Specifications have always mattered. Agentic AI makes them matter more.
The revolution started in software engineering. The term spec-driven development is recent: build the specification first, then code. The coding half is increasingly automated by long-running AI agents, and they get better every week. This shift takes the load off the coder and lands it on the specification. An autonomous agent produces a meaningful result only if the spec is near-perfect, and writing specs by hand is no longer enough. This book focuses on building specifications at the level of detail that autonomous development demands — and leans heavily on AI in the process.

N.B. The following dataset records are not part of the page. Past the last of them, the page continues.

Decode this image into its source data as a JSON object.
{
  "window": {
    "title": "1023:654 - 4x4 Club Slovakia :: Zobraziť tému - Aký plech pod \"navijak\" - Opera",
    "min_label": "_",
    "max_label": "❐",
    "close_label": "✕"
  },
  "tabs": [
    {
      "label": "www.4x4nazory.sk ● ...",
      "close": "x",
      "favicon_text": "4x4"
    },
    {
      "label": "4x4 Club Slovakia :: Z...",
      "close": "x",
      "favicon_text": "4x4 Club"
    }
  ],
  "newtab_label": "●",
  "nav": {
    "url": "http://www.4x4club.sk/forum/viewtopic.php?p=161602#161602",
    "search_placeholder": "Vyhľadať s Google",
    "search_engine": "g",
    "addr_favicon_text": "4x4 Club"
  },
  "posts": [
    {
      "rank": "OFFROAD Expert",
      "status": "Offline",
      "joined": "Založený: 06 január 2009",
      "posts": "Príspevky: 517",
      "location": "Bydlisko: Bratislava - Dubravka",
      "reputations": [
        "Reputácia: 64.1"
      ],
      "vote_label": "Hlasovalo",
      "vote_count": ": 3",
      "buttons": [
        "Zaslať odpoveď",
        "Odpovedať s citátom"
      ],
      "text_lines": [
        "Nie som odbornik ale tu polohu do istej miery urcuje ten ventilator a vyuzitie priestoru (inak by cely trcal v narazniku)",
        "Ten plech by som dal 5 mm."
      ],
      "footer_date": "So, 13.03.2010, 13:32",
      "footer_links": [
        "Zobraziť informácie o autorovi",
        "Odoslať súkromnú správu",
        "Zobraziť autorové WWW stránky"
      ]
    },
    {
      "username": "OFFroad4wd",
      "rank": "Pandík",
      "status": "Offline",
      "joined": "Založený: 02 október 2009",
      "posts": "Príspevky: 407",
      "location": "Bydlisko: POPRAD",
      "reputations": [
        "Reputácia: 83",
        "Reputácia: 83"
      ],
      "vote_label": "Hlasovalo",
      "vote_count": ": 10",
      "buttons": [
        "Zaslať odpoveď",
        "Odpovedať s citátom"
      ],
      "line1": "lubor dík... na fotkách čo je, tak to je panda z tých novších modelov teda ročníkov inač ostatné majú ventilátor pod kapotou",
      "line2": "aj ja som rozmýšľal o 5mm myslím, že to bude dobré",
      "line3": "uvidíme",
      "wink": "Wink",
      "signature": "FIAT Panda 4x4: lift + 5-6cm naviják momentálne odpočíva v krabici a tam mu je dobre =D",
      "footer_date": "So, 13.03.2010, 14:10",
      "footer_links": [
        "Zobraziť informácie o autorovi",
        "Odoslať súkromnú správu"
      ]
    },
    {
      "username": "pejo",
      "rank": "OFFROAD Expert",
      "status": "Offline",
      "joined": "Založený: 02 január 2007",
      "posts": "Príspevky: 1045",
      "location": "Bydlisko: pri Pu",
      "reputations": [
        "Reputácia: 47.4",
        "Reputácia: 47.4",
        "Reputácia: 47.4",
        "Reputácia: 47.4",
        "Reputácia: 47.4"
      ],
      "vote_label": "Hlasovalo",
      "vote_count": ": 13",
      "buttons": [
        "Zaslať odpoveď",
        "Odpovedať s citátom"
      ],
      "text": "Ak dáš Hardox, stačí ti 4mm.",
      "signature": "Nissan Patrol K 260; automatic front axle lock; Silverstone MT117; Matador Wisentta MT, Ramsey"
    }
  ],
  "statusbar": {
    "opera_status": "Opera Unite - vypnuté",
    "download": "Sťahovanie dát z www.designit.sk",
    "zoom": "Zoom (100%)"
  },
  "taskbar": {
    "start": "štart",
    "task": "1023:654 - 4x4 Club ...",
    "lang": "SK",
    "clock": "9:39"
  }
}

The same shift is reaching other knowledge-work fields. Before a lawyer drafts the final contract, they work out the parties, the obligations, the consideration, the edge cases, and the termination conditions. Drafting a final contract is the "coding" step; the working-out is the "specification" step. They may not call it that, but it is the same shape of work. A product manager runs discovery and writes a PRD before engineering work begins. A researcher writes a protocol before the study runs. A policy writer drafts intent and scope before finalizing the policy itself. An author drafts a synopsis and an outline before writing the book. A consultant writes a scope of work before the engagement begins. In every case, a highly detailed document is produced before the final stage of the work starts; that document is the specification. The methodology in this book applies to most such cases, not just to engineering.
An AI agent can now write the code, draft the contract, and run the research. What it can't do is design a specification for itself; it needs human judgment. So the spec is the new bottleneck — and writing specs by hand is no longer enough. The book teaches how to leverage frontier AI for this type of work.